1. Raya

7.4K 277 15
                                    

"Mencintai dalam diam itu, ketika bertemu memalingkan wajah, ketika jauh curi-curi pandang."

🍂

Bu Ana, seorang guru bertubuh mungil yang memakai hijab di kepalanya sedang menuliskan soal geometri di papan tulis sambil sesekali bercerita dengan santai di depan murid-muridnya. Entah hal apa yang diceritakan hingga membuat murid-muridnya ramai menanggapi seperti lebah yang mengerubungi mahkota bunga. Bu Ana memang terkenal guru paling nyaman untuk diajak bercerita meskipun umurnya sudah menginjak angka empat puluh tahun.

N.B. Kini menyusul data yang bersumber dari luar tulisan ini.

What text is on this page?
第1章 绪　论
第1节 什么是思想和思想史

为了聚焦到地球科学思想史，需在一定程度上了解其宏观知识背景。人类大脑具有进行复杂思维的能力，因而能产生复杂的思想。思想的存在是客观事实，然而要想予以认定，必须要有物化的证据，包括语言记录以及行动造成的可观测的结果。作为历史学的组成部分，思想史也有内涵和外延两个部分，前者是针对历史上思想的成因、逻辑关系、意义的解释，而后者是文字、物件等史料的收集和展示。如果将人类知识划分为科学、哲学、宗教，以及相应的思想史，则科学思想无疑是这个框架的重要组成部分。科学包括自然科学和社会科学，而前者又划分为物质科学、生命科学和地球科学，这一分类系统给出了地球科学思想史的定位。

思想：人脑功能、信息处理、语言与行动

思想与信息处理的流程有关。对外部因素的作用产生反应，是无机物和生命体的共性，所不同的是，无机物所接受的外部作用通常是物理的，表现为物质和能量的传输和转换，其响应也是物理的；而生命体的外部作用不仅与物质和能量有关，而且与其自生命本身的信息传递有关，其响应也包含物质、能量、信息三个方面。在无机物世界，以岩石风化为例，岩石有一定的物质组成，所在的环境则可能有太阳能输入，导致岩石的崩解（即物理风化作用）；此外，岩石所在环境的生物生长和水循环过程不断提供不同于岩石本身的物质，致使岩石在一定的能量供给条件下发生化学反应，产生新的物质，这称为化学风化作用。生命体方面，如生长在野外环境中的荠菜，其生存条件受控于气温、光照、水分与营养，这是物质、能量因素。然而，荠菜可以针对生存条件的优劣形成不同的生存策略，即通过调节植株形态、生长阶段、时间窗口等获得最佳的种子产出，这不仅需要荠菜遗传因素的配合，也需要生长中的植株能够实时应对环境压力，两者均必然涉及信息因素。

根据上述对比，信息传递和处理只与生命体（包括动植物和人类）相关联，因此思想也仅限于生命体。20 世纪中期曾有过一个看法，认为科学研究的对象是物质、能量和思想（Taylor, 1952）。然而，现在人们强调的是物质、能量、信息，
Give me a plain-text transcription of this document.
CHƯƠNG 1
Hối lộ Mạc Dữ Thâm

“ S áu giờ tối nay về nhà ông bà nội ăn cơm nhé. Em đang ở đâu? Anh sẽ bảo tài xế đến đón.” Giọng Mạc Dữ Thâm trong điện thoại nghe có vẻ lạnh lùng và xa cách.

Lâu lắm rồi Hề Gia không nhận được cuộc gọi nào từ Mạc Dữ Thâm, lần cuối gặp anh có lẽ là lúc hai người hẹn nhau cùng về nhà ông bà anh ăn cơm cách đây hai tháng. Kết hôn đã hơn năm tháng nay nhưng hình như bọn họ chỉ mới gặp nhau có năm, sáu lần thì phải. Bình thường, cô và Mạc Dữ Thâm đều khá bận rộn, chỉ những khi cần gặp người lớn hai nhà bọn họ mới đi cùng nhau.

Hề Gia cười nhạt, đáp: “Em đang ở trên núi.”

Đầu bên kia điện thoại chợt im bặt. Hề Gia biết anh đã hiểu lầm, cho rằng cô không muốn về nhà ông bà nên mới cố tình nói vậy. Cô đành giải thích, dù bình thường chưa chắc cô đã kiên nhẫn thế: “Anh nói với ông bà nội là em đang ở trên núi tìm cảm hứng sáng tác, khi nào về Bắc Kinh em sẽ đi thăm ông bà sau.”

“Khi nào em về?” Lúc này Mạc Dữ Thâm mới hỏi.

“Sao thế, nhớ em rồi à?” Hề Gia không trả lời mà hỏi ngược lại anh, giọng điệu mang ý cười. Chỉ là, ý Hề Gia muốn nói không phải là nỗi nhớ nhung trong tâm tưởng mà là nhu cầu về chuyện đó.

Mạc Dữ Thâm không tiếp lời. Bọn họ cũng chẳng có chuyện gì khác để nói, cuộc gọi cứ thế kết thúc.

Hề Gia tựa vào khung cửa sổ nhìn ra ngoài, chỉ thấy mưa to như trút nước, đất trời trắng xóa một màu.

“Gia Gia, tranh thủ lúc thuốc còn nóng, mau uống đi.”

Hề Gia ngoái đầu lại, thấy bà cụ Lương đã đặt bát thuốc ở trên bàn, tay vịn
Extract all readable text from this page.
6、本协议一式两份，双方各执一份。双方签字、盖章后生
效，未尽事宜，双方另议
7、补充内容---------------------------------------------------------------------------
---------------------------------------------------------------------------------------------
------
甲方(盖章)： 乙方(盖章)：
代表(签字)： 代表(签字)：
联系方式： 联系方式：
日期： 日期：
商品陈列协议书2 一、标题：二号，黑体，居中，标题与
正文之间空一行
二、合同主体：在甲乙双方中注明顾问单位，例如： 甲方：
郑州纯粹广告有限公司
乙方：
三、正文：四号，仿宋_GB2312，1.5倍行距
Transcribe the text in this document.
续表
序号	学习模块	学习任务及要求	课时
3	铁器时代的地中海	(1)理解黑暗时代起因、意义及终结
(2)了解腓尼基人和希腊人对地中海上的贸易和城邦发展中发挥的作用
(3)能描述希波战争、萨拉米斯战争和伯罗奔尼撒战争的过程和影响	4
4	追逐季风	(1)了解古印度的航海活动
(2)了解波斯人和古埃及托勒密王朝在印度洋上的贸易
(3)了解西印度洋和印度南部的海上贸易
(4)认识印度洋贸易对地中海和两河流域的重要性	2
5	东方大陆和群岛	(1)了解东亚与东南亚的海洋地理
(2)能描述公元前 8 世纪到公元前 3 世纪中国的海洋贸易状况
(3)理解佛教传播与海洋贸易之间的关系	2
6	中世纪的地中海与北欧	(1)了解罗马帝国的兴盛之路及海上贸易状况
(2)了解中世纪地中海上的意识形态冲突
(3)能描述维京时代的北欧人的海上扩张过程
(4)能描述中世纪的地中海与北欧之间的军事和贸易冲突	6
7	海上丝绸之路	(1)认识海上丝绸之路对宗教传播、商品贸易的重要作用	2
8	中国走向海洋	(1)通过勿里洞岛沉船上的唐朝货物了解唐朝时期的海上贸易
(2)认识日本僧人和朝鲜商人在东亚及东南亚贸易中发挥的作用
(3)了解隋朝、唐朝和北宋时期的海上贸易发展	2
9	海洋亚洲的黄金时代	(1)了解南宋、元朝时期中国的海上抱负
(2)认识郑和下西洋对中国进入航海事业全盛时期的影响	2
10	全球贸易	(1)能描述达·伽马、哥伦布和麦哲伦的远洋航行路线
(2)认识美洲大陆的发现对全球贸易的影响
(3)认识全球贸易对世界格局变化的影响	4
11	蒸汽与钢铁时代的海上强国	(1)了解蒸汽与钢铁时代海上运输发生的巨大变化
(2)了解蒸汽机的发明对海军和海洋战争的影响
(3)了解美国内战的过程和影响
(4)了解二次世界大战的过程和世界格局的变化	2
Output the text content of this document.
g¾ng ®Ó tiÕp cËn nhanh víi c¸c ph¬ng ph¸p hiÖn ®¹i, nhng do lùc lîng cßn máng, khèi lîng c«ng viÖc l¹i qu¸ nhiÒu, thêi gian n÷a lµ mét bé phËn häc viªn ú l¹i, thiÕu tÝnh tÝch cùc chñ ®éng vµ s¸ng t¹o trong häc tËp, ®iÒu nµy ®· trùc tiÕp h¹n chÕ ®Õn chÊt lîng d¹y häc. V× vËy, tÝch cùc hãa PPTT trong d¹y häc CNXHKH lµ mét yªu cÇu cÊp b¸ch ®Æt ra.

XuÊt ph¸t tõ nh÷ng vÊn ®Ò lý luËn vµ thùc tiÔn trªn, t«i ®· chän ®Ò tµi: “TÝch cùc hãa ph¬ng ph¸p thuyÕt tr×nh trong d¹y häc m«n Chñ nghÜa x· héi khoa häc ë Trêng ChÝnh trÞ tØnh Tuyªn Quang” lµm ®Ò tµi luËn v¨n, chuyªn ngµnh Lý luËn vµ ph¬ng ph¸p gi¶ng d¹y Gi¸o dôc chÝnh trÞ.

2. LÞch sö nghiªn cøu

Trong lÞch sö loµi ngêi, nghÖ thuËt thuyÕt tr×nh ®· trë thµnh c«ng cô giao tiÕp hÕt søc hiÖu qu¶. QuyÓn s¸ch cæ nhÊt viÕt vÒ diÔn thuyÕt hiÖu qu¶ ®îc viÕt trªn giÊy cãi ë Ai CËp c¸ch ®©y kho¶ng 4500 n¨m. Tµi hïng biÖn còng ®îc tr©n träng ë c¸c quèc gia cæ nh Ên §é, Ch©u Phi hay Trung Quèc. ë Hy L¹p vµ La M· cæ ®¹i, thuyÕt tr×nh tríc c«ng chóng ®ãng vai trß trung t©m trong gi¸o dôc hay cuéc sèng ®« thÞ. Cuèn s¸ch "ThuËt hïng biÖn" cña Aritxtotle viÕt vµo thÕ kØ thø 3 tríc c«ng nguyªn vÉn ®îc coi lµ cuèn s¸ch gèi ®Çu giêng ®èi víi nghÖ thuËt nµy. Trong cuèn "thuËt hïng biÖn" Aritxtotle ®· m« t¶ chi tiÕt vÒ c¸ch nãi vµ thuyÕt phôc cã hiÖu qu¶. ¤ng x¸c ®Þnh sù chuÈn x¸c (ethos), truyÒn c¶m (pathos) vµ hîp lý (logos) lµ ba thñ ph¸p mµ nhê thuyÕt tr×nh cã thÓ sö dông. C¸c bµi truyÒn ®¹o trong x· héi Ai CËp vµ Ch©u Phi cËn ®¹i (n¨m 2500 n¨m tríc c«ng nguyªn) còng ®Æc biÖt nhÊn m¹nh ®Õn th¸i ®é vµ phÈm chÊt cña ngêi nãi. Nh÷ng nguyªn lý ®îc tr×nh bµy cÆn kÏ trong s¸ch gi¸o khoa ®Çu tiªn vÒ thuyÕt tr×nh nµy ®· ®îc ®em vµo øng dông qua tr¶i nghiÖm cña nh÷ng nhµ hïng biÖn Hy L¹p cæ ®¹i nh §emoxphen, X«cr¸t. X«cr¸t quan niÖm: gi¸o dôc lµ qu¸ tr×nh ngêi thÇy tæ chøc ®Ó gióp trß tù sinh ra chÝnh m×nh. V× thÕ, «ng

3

Tentu saja murid-muridnya senang bukan main kalau jam belajar mereka tersita untuk hal tidak penting.

Namun, di tengah sibuknya bercerita, tiba-tiba manik mata Bu Ana mendapati salah satu muridnya yang duduk di barisan paling depan dekat pintu tengah menundukkan kepala, tak bergerak sedikit pun sambil menggenggam sebuah pensil di tangan kananya dan tangan kirinya memegangi buku paket untuk menutupi wajahnya. Bahkan, rambut hitam kecoklatannya yang terurai sepunggung juga menutupi sebagian wajahnya. Di atas mejanya juga ada kertas putih dengan gambaran seketsa yang baru setengah jadi. Sketsa itu terlihat mirip dengan Bu Ana.

Bu Ana tidak bisa melihat gambaran itu karena tertutupi buku paket dan lebih fokus meneliti gerak-geriknya. Tak membutuhkan waktu lama Bu Ana bisa membaca situasi. Spontan mengerutkan kening dengan gelengan kepala tak percaya. Keadaan kelas ramai, masih saja ada murid yang tidur dengan damainya seolah tak terusik dengan suara-suara bising yang diciptakan teman-temannya.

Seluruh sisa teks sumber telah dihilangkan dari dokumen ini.